We are cuddling on the sofa when Jörn bounds in to join us.
He fills the whole room, his legs and arms refusing to be still as he talks us through the next steps of treatment. He mentions something called a hickman line. I am to have one fitted tomorrow. ‘You won’t be under, well, not completely, more like a triple Scotch under. You’ll enjoy it,’ he says.
‘What about you, what do you do?’ we say.
‘I find a bottle of vodka and an evening of speed metal usually does the trick. Then move on. Deal with it.’
‘I’m not saying…’ He stops suddenly, catching himself saying what he doesn’t want to tell us. ‘I’m not. It’s not over, Tony. We never say that. Never. It’s just a bit shit, that’s all. You need to look at what you have. Your family. Your life. Then look at the shit. The shit is not you. You are you. Your family. That’s what you have. That. Nothing else matters. Not really.’
He catches himself again and looks at us with a grin.
‘What about Nigeria for the World Cup, eh?
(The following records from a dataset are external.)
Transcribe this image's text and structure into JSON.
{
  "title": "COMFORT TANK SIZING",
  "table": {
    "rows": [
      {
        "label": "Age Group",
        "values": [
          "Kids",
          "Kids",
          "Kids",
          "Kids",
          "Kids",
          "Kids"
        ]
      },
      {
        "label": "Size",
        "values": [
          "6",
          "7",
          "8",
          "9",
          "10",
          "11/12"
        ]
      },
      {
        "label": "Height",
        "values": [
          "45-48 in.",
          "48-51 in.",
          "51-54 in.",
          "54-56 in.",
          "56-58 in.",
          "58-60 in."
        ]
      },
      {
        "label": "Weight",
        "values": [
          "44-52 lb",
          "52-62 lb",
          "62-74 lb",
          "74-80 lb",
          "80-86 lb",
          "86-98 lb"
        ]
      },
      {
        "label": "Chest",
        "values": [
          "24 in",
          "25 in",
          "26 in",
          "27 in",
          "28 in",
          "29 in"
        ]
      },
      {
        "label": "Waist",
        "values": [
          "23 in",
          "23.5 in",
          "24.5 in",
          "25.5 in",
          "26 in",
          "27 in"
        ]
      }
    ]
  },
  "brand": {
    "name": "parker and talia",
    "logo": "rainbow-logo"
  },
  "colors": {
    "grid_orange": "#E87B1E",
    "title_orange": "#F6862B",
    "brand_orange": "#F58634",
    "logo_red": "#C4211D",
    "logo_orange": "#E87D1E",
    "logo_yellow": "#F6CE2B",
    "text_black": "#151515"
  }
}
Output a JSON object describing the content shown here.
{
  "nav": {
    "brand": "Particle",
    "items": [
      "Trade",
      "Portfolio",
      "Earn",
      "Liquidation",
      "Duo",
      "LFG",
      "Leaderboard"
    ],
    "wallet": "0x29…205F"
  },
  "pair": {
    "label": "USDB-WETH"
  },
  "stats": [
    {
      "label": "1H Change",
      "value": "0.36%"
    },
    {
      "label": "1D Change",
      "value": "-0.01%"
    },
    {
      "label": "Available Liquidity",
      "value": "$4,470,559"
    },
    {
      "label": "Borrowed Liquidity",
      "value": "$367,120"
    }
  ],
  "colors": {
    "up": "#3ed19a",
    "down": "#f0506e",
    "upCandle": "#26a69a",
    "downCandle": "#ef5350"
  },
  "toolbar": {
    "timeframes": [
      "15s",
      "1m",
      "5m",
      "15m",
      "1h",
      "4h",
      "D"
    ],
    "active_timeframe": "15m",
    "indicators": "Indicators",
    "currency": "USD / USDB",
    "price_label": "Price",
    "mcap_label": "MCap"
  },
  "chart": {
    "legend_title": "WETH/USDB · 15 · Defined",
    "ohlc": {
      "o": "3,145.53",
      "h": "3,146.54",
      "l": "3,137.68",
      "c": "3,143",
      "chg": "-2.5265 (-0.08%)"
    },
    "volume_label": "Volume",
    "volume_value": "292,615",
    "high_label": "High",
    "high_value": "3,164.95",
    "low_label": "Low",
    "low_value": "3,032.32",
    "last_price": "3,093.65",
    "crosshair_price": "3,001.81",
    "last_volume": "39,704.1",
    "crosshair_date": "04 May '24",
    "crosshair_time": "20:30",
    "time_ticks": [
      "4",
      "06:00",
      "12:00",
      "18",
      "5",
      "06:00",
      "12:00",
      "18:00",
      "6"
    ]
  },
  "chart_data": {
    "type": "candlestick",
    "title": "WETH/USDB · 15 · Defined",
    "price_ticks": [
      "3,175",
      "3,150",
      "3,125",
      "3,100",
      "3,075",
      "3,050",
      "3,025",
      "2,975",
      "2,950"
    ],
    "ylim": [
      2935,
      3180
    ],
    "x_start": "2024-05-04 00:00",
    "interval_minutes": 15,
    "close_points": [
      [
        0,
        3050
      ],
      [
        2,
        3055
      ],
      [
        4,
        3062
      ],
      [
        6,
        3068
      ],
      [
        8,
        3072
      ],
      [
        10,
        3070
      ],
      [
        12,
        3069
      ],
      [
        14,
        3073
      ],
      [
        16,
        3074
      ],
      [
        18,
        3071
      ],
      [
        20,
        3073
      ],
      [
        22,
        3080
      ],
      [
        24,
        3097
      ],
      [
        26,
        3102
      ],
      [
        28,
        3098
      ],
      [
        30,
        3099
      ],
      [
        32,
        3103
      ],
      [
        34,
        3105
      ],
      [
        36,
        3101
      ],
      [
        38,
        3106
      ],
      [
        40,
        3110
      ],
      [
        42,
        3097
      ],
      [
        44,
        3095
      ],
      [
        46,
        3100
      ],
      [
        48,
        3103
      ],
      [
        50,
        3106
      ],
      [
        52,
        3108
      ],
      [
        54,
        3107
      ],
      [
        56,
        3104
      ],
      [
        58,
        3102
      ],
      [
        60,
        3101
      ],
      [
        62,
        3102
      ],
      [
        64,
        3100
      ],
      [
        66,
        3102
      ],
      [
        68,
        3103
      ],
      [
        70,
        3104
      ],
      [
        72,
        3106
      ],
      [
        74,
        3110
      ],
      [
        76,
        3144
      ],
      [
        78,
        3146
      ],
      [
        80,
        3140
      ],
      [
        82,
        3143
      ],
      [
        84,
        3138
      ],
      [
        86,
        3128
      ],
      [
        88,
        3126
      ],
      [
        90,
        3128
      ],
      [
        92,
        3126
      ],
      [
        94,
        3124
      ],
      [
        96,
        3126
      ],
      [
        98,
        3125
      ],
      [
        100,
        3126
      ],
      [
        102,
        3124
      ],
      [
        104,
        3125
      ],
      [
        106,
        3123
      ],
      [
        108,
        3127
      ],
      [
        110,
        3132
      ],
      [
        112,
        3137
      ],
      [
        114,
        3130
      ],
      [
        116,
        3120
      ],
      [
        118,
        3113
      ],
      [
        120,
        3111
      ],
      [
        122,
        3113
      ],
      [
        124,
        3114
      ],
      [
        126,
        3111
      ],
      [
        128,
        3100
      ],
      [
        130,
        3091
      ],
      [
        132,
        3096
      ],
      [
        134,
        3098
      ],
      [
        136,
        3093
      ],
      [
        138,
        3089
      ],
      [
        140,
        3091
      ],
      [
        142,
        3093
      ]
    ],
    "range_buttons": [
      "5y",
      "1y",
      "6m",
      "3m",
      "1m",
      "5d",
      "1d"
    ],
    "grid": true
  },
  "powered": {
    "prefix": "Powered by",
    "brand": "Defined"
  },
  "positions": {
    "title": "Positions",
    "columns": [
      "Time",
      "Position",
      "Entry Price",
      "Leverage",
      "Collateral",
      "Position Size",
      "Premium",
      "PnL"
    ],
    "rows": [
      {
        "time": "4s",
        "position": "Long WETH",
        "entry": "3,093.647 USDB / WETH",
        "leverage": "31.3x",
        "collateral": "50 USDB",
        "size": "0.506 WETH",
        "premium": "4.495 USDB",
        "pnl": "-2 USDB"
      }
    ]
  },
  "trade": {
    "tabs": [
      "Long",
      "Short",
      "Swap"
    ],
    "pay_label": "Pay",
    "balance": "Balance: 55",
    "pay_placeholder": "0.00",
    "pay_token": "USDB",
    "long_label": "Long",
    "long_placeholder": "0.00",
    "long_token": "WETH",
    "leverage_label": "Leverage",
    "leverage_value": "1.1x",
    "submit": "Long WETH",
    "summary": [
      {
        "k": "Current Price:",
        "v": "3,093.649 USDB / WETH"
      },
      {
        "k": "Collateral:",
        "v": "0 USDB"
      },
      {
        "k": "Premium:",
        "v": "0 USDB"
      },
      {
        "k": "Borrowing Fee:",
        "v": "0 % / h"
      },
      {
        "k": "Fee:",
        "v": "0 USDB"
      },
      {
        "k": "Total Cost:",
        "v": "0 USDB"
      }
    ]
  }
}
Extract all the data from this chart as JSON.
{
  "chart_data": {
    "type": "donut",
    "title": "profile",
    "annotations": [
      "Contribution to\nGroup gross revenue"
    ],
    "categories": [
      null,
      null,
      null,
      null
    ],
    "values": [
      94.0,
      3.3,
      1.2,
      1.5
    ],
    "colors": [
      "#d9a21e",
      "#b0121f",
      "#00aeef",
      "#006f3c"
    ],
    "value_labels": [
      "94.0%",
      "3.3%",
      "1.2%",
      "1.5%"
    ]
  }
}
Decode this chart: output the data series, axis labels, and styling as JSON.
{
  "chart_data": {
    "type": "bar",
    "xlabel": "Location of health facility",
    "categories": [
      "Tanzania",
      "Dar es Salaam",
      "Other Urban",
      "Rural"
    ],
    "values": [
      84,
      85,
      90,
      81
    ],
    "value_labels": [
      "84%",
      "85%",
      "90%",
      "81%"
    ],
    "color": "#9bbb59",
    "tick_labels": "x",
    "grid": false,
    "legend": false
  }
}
I’ve got them in the staff sweepstake. Even bought the shirt.’
‘Who did these curtains?’ my wife says. ‘They’re appalling.’
‘Good woman,’ Jörn says. ‘I said they were shit the day they put them up. Not that they listened of course.’
Don’t forget, this is inside us every day
This is not happening. It happened. Past tense.
One day, every day, eight years, a minute ago.
When they told me, they said, they are saying.
Mr Wilson. Anthony. (Tony). Darling. My lover.
It looks like. If you could. You have great veins.
Here is a gown. Here is a bag. Here are your pills.
Yes, you will. Yes, you will. It will, yes. All of it.
We don’t know. (We will never know). We don’t know.
No. Because. Maybe your genes. More likely your.
It’s best if you. If you can. We advise it. Everyone.
One day, that day, this, after another, today, May.
I am not angry, was not, shall not be. But I am angry.
Today, when they said ‘Actually…’ A minute ago.
With perhaps and maybe. Not No. We love Yes.
Yesterday. When it happened. (Present tense). Now then.
It left, it is leaving, it never. I am still waving goodbye.